Teixeira’s forthright ways earned him rebukes from the government, including a Feb. 28 statement from the Foreign Ministry accusing him of overstepping his diplomatic role in criticizing the internal political situation.

We don’t see it that way. Teixeira is to be commended for his exemplary service. During his tenure, the nation degraded from the messy chaos of the 2004 Orange Revolution team of Viktor Yushchenko and Yulia Tymoshenko to the nascent authoritarianism of Viktor Yanukovych.

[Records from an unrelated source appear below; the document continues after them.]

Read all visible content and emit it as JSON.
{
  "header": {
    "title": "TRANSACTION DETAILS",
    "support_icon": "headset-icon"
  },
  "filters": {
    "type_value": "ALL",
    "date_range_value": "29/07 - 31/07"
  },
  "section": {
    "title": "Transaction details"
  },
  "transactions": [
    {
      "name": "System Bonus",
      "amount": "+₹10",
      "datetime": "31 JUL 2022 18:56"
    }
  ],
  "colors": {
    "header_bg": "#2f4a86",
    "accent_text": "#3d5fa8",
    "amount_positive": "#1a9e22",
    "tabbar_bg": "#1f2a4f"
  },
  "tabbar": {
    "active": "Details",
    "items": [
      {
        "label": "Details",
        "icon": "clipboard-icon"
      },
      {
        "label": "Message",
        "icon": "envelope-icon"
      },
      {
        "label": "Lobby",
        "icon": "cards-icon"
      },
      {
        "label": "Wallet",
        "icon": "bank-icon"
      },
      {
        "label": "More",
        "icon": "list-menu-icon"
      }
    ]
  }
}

The departing envoy, who is moving on to a much easier assignment in Cape Verde, challenged the administration’s “all-is-well” spin to the public. In an Aug. 29 interview with the Kyiv Post, Teixeira rightly saw his obligation as telling Ukrainians the truth about what the West thinks of Yanukovych’s rule since 2010. To do anything less, he said, would make him complicit in the administration’s relentless assault on democracy. We hope his successor, Poland’s Jan Tombinski, is at least as able.
But as Teixeira departs, it’s a good time to assess the dismal state of relations between the EU and Ukraine.

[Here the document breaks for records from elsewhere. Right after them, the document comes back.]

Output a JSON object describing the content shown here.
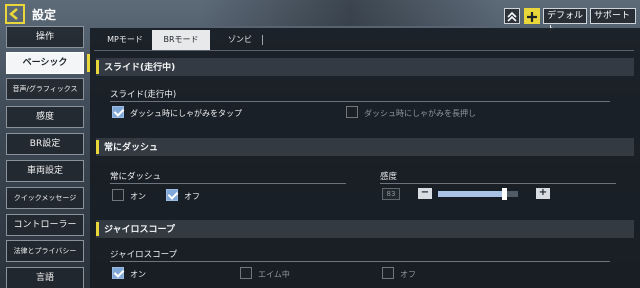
{
  "header": {
    "title": "設定",
    "default_label": "デフォルト",
    "support_label": "サポート"
  },
  "sidebar": {
    "items": [
      {
        "label": "操作"
      },
      {
        "label": "ベーシック"
      },
      {
        "label": "音声/グラフィックス"
      },
      {
        "label": "感度"
      },
      {
        "label": "BR設定"
      },
      {
        "label": "車両設定"
      },
      {
        "label": "クイックメッセージ"
      },
      {
        "label": "コントローラー"
      },
      {
        "label": "法律とプライバシー"
      },
      {
        "label": "言語"
      }
    ],
    "active_index": 1
  },
  "tabs": [
    {
      "label": "MPモード"
    },
    {
      "label": "BRモード"
    },
    {
      "label": "ゾンビ"
    }
  ],
  "active_tab": 1,
  "sections": {
    "slide": {
      "header": "スライド(走行中)",
      "sub_label": "スライド(走行中)",
      "options": [
        {
          "label": "ダッシュ時にしゃがみをタップ",
          "checked": true
        },
        {
          "label": "ダッシュ時にしゃがみを長押し",
          "checked": false
        }
      ]
    },
    "dash": {
      "header": "常にダッシュ",
      "sub_label": "常にダッシュ",
      "options": [
        {
          "label": "オン",
          "checked": false
        },
        {
          "label": "オフ",
          "checked": true
        }
      ],
      "sensitivity_label": "感度",
      "sensitivity_value": "83",
      "minus": "−",
      "plus": "+",
      "slider_percent": 83
    },
    "gyro": {
      "header": "ジャイロスコープ",
      "sub_label": "ジャイロスコープ",
      "options": [
        {
          "label": "オン",
          "checked": true
        },
        {
          "label": "エイム中",
          "checked": false
        },
        {
          "label": "オフ",
          "checked": false
        }
      ]
    }
  },
  "colors": {
    "accent": "#e8d63a",
    "checkbox_on": "#7fa7d7",
    "panel": "#181d23"
  }
}
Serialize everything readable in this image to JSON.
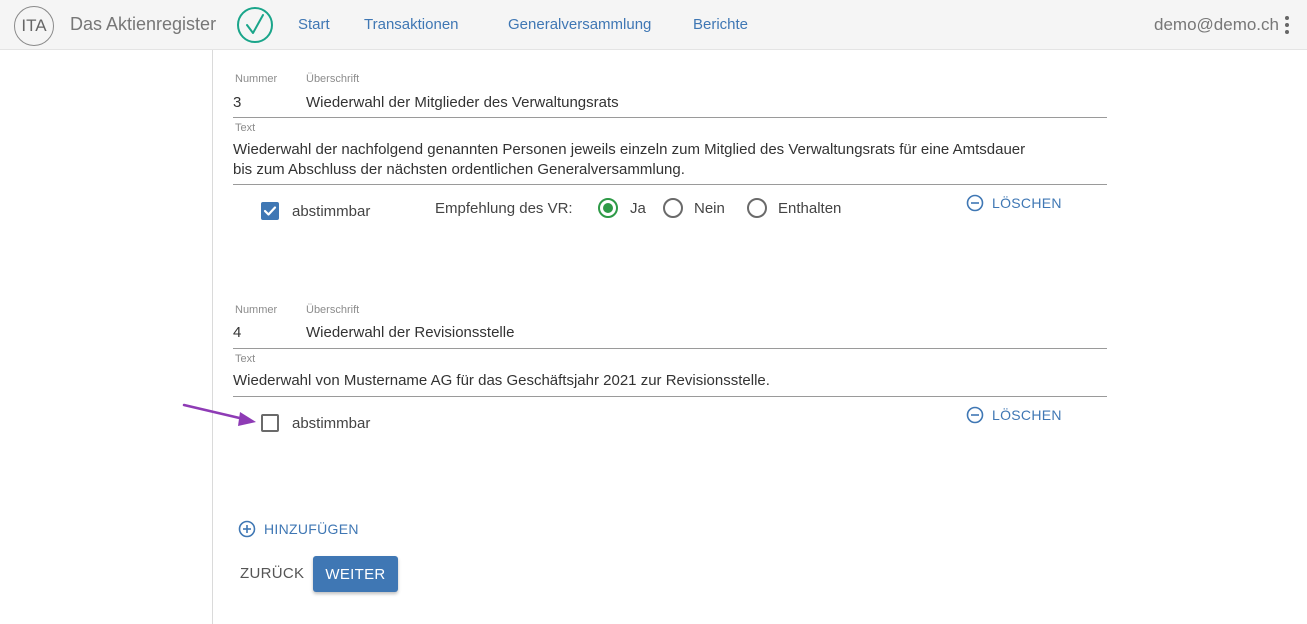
{
  "header": {
    "logo_text": "ITA",
    "app_name": "Das Aktienregister",
    "nav": {
      "start": "Start",
      "transactions": "Transaktionen",
      "general_assembly": "Generalversammlung",
      "reports": "Berichte"
    },
    "user_email": "demo@demo.ch"
  },
  "agenda_items": [
    {
      "number_label": "Nummer",
      "number": "3",
      "title_label": "Überschrift",
      "title": "Wiederwahl der Mitglieder des Verwaltungsrats",
      "text_label": "Text",
      "text_line1": "Wiederwahl der nachfolgend genannten Personen jeweils einzeln zum Mitglied des Verwaltungsrats für eine Amtsdauer",
      "text_line2": "bis zum Abschluss der nächsten ordentlichen Generalversammlung.",
      "votable_label": "abstimmbar",
      "votable": true,
      "recommendation_label": "Empfehlung des VR:",
      "options": [
        "Ja",
        "Nein",
        "Enthalten"
      ],
      "selected_option": "Ja",
      "delete_label": "LÖSCHEN"
    },
    {
      "number_label": "Nummer",
      "number": "4",
      "title_label": "Überschrift",
      "title": "Wiederwahl der Revisionsstelle",
      "text_label": "Text",
      "text_line1": "Wiederwahl von Mustername AG für das Geschäftsjahr 2021 zur Revisionsstelle.",
      "votable_label": "abstimmbar",
      "votable": false,
      "delete_label": "LÖSCHEN"
    }
  ],
  "actions": {
    "add_label": "HINZUFÜGEN",
    "back_label": "ZURÜCK",
    "next_label": "WEITER"
  },
  "colors": {
    "accent_blue": "#3f77b4",
    "radio_green": "#2e9a47",
    "logo_check_teal": "#1aa58a",
    "annotation_purple": "#8e3bb5"
  }
}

It’s clear that the EU is running out of options. As long as Ukraine’s leadership expresses aspirations for closer ties to the 27-nation democratic bloc, Western politicians will still have some leverage over the nation’s rulers. They can criticize and withhold financial assistance and, importantly, withhold approval. They can shun meetings with Ukraine’s top leaders, as EU politicians are doing now. But these are limited tools of leverage.

The EU should go further at this point in helping put Ukraine back on a path towards a democratic future.

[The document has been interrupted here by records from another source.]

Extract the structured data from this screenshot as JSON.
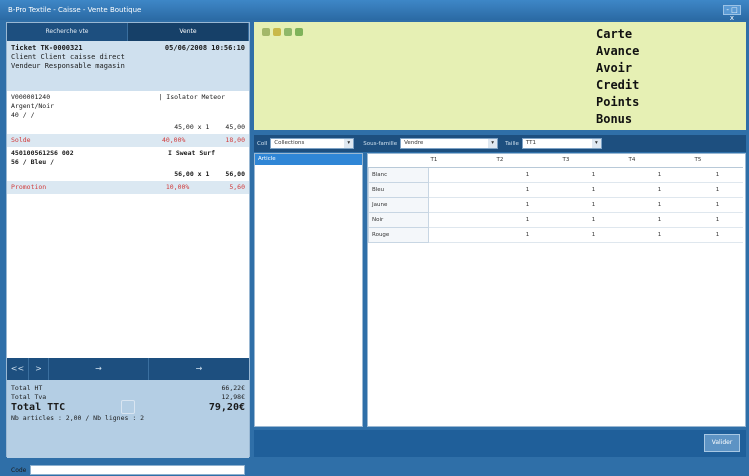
{
  "window": {
    "title": "B-Pro Textile - Caisse - Vente Boutique",
    "controls": "- □ x"
  },
  "tabs": [
    "Recherche vte",
    "Vente"
  ],
  "ticket": {
    "number_label": "Ticket   TK-0000321",
    "date": "05/06/2008 10:56:10",
    "client_line": "Client Client caisse  direct",
    "vendor_line": "Vendeur Responsable magasin"
  },
  "lines": [
    {
      "ref": "V000001240",
      "desc": "| Isolator Meteor",
      "detail1": "Argent/Noir",
      "detail2": "40 /  /",
      "qty": "45,00 x 1",
      "amount": "45,00",
      "discount_label": "Solde",
      "discount_pct": "40,00%",
      "discount_amt": "18,00"
    },
    {
      "ref": "4501005612S6 002",
      "desc": "I Sweat Surf",
      "detail1": "56 / Bleu /",
      "qty": "56,00 x 1",
      "amount": "56,00",
      "discount_label": "Promotion",
      "discount_pct": "10,00%",
      "discount_amt": "5,60"
    }
  ],
  "bottom_toolbar": [
    "<<",
    ">",
    "→",
    "→"
  ],
  "totals": {
    "ht_label": "Total HT",
    "ht_value": "66,22€",
    "tva_label": "Total Tva",
    "tva_value": "12,98€",
    "ttc_label": "Total TTC",
    "ttc_value": "79,20€",
    "summary": "Nb articles : 2,00 / Nb lignes :  2"
  },
  "code_label": "Code",
  "payment_modes": [
    "Carte",
    "Avance",
    "Avoir",
    "Credit",
    "Points",
    "Bonus"
  ],
  "filters": {
    "l1": "Coll",
    "v1": "Collections",
    "l2": "Sous-famille",
    "v2": "Vendre",
    "l3": "Taille",
    "v3": "TT1"
  },
  "category_selected": "Article",
  "grid": {
    "headers": [
      "",
      "T1",
      "T2",
      "T3",
      "T4",
      "T5"
    ],
    "rows": [
      {
        "label": "Blanc",
        "values": [
          "",
          "1",
          "1",
          "1",
          "1"
        ]
      },
      {
        "label": "Bleu",
        "values": [
          "",
          "1",
          "1",
          "1",
          "1"
        ]
      },
      {
        "label": "Jaune",
        "values": [
          "",
          "1",
          "1",
          "1",
          "1"
        ]
      },
      {
        "label": "Noir",
        "values": [
          "",
          "1",
          "1",
          "1",
          "1"
        ]
      },
      {
        "label": "Rouge",
        "values": [
          "",
          "1",
          "1",
          "1",
          "1"
        ]
      }
    ]
  },
  "ok_button": "Valider",
  "colors": {
    "accent": "#1d4f7f",
    "message_bg": "#e6f0b4",
    "discount": "#d13b3b"
  }
}
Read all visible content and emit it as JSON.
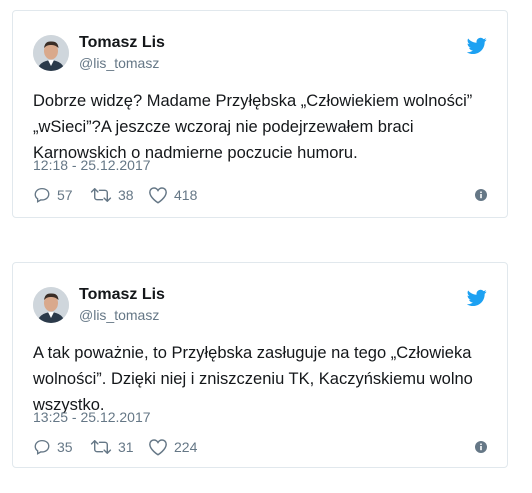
{
  "tweets": [
    {
      "name": "Tomasz Lis",
      "handle": "@lis_tomasz",
      "text": "Dobrze widzę? Madame Przyłębska „Człowiekiem wolności” „wSieci”?A jeszcze wczoraj nie podejrzewałem braci Karnowskich o nadmierne poczucie humoru.",
      "timestamp": "12:18 - 25.12.2017",
      "replies": "57",
      "retweets": "38",
      "likes": "418"
    },
    {
      "name": "Tomasz Lis",
      "handle": "@lis_tomasz",
      "text": "A tak poważnie, to Przyłębska zasługuje na tego „Człowieka wolności”. Dzięki niej i zniszczeniu TK, Kaczyńskiemu wolno wszystko.",
      "timestamp": "13:25 - 25.12.2017",
      "replies": "35",
      "retweets": "31",
      "likes": "224"
    }
  ],
  "colors": {
    "twitter_blue": "#1da1f2",
    "text": "#14171a",
    "secondary": "#657786",
    "border": "#e1e8ed"
  },
  "icons": [
    "avatar",
    "twitter-bird-icon",
    "reply-icon",
    "retweet-icon",
    "like-icon",
    "info-icon"
  ]
}
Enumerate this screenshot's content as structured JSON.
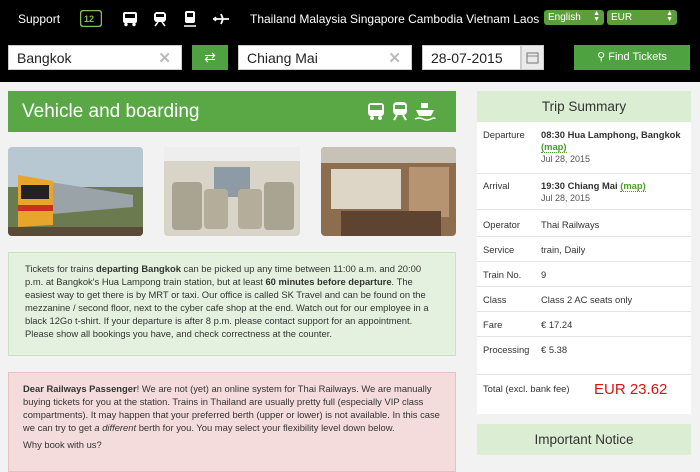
{
  "nav": {
    "support": "Support",
    "countries": "Thailand  Malaysia  Singapore  Cambodia  Vietnam  Laos",
    "language": "English",
    "currency": "EUR",
    "logo_icon": "12go-logo",
    "modes": [
      "bus-icon",
      "train-icon",
      "train-front-icon",
      "ferry-icon",
      "plane-icon"
    ]
  },
  "search": {
    "from": "Bangkok",
    "to": "Chiang Mai",
    "date": "28-07-2015",
    "find_label": "Find Tickets",
    "clear": "✕"
  },
  "vehicle": {
    "title": "Vehicle and boarding",
    "icons": [
      "bus-icon",
      "train-icon",
      "ferry-icon"
    ]
  },
  "info": {
    "p1": "Tickets for trains ",
    "p1b": "departing Bangkok",
    "p2": " can be picked up any time between 11:00 a.m. and 20:00 p.m. at Bangkok's Hua Lampong train station, but at least ",
    "p2b": "60 minutes before departure",
    "p3": ". The easiest way to get there is by MRT or taxi. Our office is called SK Travel and can be found on the mezzanine / second floor, next to the cyber cafe shop at the end. Watch out for our employee in a black 12Go t-shirt. If your departure is after 8 p.m. please contact support for an appointment. Please show all bookings you have, and check correctness at the counter."
  },
  "warning": {
    "title": "Dear Railways Passenger",
    "p1": "! We are not (yet) an online system for Thai Railways. We are manually buying tickets for you at the station. Trains in Thailand are usually pretty full (especially VIP class compartments). It may happen that your preferred berth (upper or lower) is not available. In this case we can try to get ",
    "p1i": "a different",
    "p2": " berth for you. You may select your flexibility level down below.",
    "why": "Why book with us?"
  },
  "summary": {
    "title": "Trip Summary",
    "departure_label": "Departure",
    "departure_value": "08:30 Hua Lamphong, Bangkok",
    "departure_date": "Jul 28, 2015",
    "arrival_label": "Arrival",
    "arrival_value": "19:30 Chiang Mai",
    "arrival_date": "Jul 28, 2015",
    "map_label": "(map)",
    "operator_label": "Operator",
    "operator_value": "Thai Railways",
    "service_label": "Service",
    "service_value": "train, Daily",
    "train_label": "Train No.",
    "train_value": "9",
    "class_label": "Class",
    "class_value": "Class 2 AC seats only",
    "fare_label": "Fare",
    "fare_value": "€ 17.24",
    "processing_label": "Processing",
    "processing_value": "€ 5.38",
    "total_label": "Total (excl. bank fee)",
    "total_value": "EUR 23.62"
  },
  "notice": {
    "title": "Important Notice"
  }
}
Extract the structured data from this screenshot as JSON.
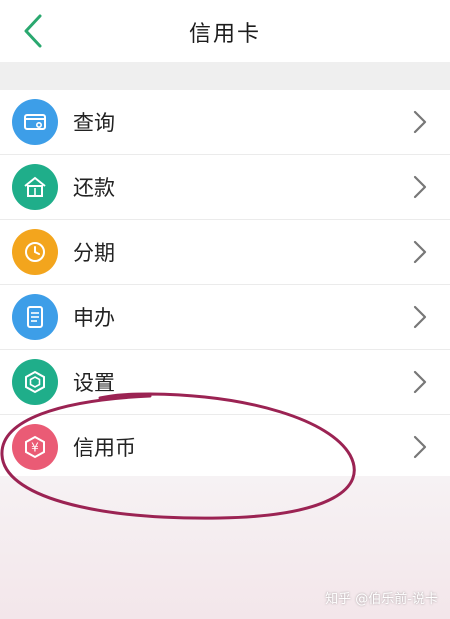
{
  "header": {
    "title": "信用卡"
  },
  "menu": [
    {
      "label": "查询",
      "color": "#3d9ee8",
      "icon": "card-search-icon"
    },
    {
      "label": "还款",
      "color": "#1fae8a",
      "icon": "home-icon"
    },
    {
      "label": "分期",
      "color": "#f3a51d",
      "icon": "clock-icon"
    },
    {
      "label": "申办",
      "color": "#3d9ee8",
      "icon": "document-icon"
    },
    {
      "label": "设置",
      "color": "#1fae8a",
      "icon": "hexagon-icon"
    },
    {
      "label": "信用币",
      "color": "#ea5b75",
      "icon": "coin-icon"
    }
  ],
  "watermark": "知乎 @伯乐前-说卡",
  "colors": {
    "accent": "#2aa86f",
    "annotation": "#9b2353"
  }
}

The people of Ukraine and EU’s leaders have much in common. Among them are disgust with the nation’s ruling elite, the rich who – as Teixeira points out – in many cases illegitimately acquired their fortunes after the Soviet Union’s breakup and now enjoy living large abroad, with fat bank accounts and expensive mansions. The nation’s rulers, moreover, have always had it backwards. In democracies, the politicians serve the people. Here, it’s the other way around.

The EU can do its part by carefully applying limited visa bans and financial sanctions to suspicious assets held in EU banks by Ukrainians. Tough, but measured steps if seen as fair will be applauded by most Ukrainians, who rightly think they are being fleeced by their rulers. 

Sanctions and solidarity from the EU may even embolden more Ukrainians to expect higher democratic standards and greater accountability from their leaders, including demanding an end to the offshore, tax-avoiding shelters enjoyed by the wealthy that control an inordinate amount of the nation’s wealth.